Tube Amp, Preamp upgrades -- what did you do that improved your units?


Hi folks,
If you upgraded a point-to-point wired tube amp or preamp, what did you upgrade?
I assume capacitors, but was there anything else which you upgraded that made a genuine difference for the sound?
I am looking into improving the caps in my Quicksilver stuff, but before doing that, I am curious if there's anything in addition to caps which I should consider.
Thanks.
128x128hilde45

@wsphohn I appreciate your opinion. I’m not swayed. This gear, as Grannyring and decooney have pointed out, is clearly built to a price point. It is not in the league of better Curl or Berning gear. A $4 Orange cap as being intentionally part of an amp design? That does not strike me as plausible an explanation as the price point explanation. The preamp came with $13 tubes in it. Should I have left them alone? (I realize tubes may be a different thing...but still.)

The testimony of other owners of this gear is that it very much advances the gear into another level up -- so, rather than spending thousands more for another preamp and amp, I’ll spend hundreds. Everything is reversible if I don’t like it.

@terryakhan Things may get better. May get worse. I suppose that this is a level of risk I’m willing to take. That’s what this hobby means, for me at least.

Can be lower risk and higher reward when high quality-upgrade replacement parts of exact same specs are used and installed by a competent tech.  

Watch a Paul M video from PSAudio where they fully acknowledge even their higher end gear is all designed and built to a price point to control costs, keep pricing down, increase profitabilty, not using overly exotic parts.  And, then sharing in their other design lab they build and upgrade experimental prototypes built with the best parts available to help determine what is truly possible to achieve the best sound. "What is now proved was once only imagined" ― William Blake

 

 

How about upgrading transformers?

Do QuickSilver amps have high enough quality transformers and they don't need to be replaced?

Hilde45,

I believe a call to QS is worthwhile. You tell them what you're looking for in sound production. Tell them your system. My guess, your room has as much to do with your dissatisfaction. That aside, QS will give you insights, regardless of getting their ego bruised. It's worth hearing their opinions.
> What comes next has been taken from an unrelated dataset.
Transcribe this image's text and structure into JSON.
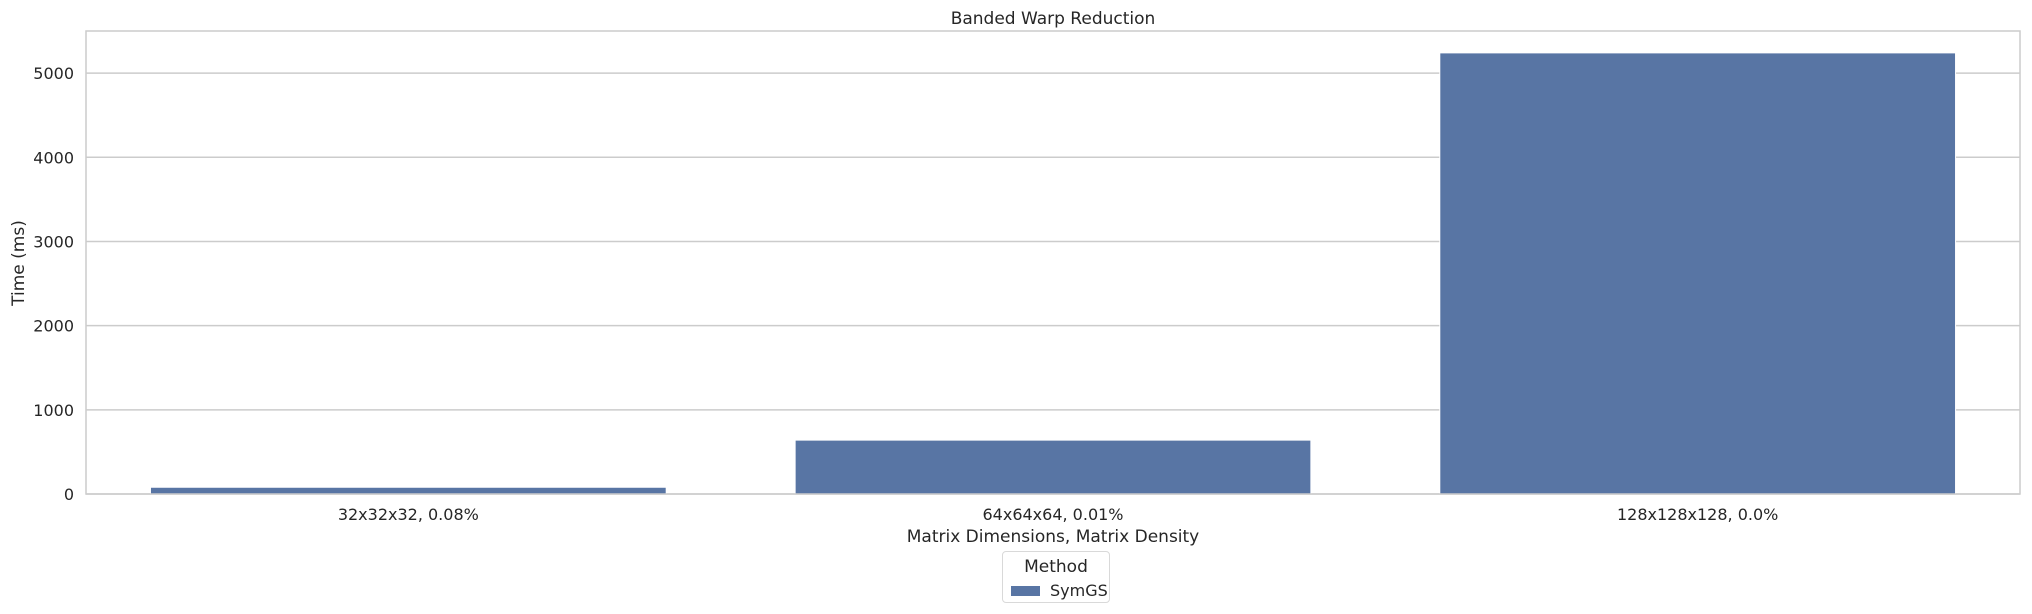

You've received lots of opinions in this thread, which probably has left you with more questions than narrowed your choices for the right direction. I agree with your price point perspective. Lean on that with QS. "I'm assuming this amp was built to a price point, which makes perfect sense. If the price point was $500 higher, what would you have done differently with this amp to improve it, not essentially creating a new amp? Second question, do you offer these upgrades in-house?"

 

Those questions offer respect and acknowledgement of their intentions of quality. You also lean on them for their opinions and technical expertise. If they still get bothered, then you go elsewhere...I doubt they will.

Send me a pm here and we can talk more if you want.

 

Goodluck

I found a great improvement to my tube amp was to buy a power conditioner this made a big difference! I bought one for like $500 and it worked great!